Monday morning commute down the hill. It’s usually a non-event and I take my time (that’s my time, which is pretty quick, but it’s my own pace) but yesterday there was some hoon riding my bumper no matter what I did to try and shake him off. Short of playing the Slow Game, which the might Dakota isn’t any good at (no horsepower means no mid-range acceleration) I decided to put an end to the torment. Unnaturally, I decided to turn out in the first place, rather than the best place so while still at speed I let the blinker click twice and swerved out into the first dirt patch. It wasn’t dirt though and it was a little shorter than an actual patch.

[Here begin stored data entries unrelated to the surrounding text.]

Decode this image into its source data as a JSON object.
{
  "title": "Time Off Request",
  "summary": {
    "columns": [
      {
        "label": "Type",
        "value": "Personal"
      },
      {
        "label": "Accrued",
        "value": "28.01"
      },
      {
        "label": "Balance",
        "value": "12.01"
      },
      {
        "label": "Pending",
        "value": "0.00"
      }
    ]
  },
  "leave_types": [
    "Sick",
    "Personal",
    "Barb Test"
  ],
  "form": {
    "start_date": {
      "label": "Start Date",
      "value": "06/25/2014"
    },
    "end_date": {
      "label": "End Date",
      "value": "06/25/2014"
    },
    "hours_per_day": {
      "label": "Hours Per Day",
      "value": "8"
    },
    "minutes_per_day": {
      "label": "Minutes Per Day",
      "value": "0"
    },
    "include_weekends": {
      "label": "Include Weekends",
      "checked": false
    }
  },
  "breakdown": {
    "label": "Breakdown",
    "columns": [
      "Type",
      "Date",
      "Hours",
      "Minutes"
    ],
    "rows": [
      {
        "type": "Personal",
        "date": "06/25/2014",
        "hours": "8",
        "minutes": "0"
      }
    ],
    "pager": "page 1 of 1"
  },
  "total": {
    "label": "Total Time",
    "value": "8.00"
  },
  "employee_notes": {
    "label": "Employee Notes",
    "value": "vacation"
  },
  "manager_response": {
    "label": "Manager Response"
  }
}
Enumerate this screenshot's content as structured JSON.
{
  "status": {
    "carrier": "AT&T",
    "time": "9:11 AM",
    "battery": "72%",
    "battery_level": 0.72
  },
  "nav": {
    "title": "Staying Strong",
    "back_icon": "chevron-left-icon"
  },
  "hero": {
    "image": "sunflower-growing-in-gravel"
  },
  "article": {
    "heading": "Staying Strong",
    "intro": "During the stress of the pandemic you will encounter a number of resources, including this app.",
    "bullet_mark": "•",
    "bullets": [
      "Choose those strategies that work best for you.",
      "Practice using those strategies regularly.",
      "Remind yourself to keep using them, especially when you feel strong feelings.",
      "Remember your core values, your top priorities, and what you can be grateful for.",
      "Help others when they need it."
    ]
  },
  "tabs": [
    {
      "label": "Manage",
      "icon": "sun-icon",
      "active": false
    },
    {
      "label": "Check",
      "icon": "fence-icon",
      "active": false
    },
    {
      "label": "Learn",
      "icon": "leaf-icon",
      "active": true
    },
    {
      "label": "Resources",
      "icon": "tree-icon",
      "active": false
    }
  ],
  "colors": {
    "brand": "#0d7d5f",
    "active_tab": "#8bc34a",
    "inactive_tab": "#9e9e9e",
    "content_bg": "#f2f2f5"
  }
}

The spot I’d “chosen” was paved, but covered in gravel so even the anti-lock robots failed to slow down the brave little truckster. The pedal shuddered without any actual, perceivable shedding of momentum. Good thing that big rock was there.
I was heading down a ravine and didn’t like the looks of the stuff I couldn’t see beyond and below the hood. Cranked the wheel hard left and stopped with nothing less than a bang. Oh yeah, the dust, tire smoke, stalled engine, that was all there too.
With the right front wheel in the ditch, my head not very clear (no physical impact in the cab, no airbags, just adrenaline) the shifter flung in reverse, I gunned it to get out and back on level ground. Did I mention the thing about the absence of traction? Pea gravel on pavement turns out to be a bitter enemy of my cheap tires and even though I spun the things really, really fast, I couldn’t get out.
Let’s consider how dumb this is getting for a moment (I did). Emotion overrode good sense in swerving off the road. At speed. I spent way too long to mash the brake to the floor to take advantage of whatever ABS could offer, and now I was sitting there spinning my wheels, thinking more about being late for work than about the repercussions.
I hit the life-saving rock with the side of the right front wheel, leaving the aluminum banged up and a tiny piece of the lip actually broken off. Otherwise, the wheel was straight and would still be fine to drive on if I took it easy. Breathe, move the rock, crank the wheels, rock the pickup to get out of my little “stuck” and I was back on the flat.
Honestly, I turned out of traffic nine times (in perfectly safe places) before I made it to work. Too spooked, I suppose, but my secret crash could’ve been much, much worse.
Like, a lot worse. Not kidding. Ravine. Airbags (maybe, if they still work). Bigger rocks at the bottom.
Time for a new job, methinks.
Your pal,
bob
P.S. No, I’m not getting the motorcycle. Just in case you were wondering.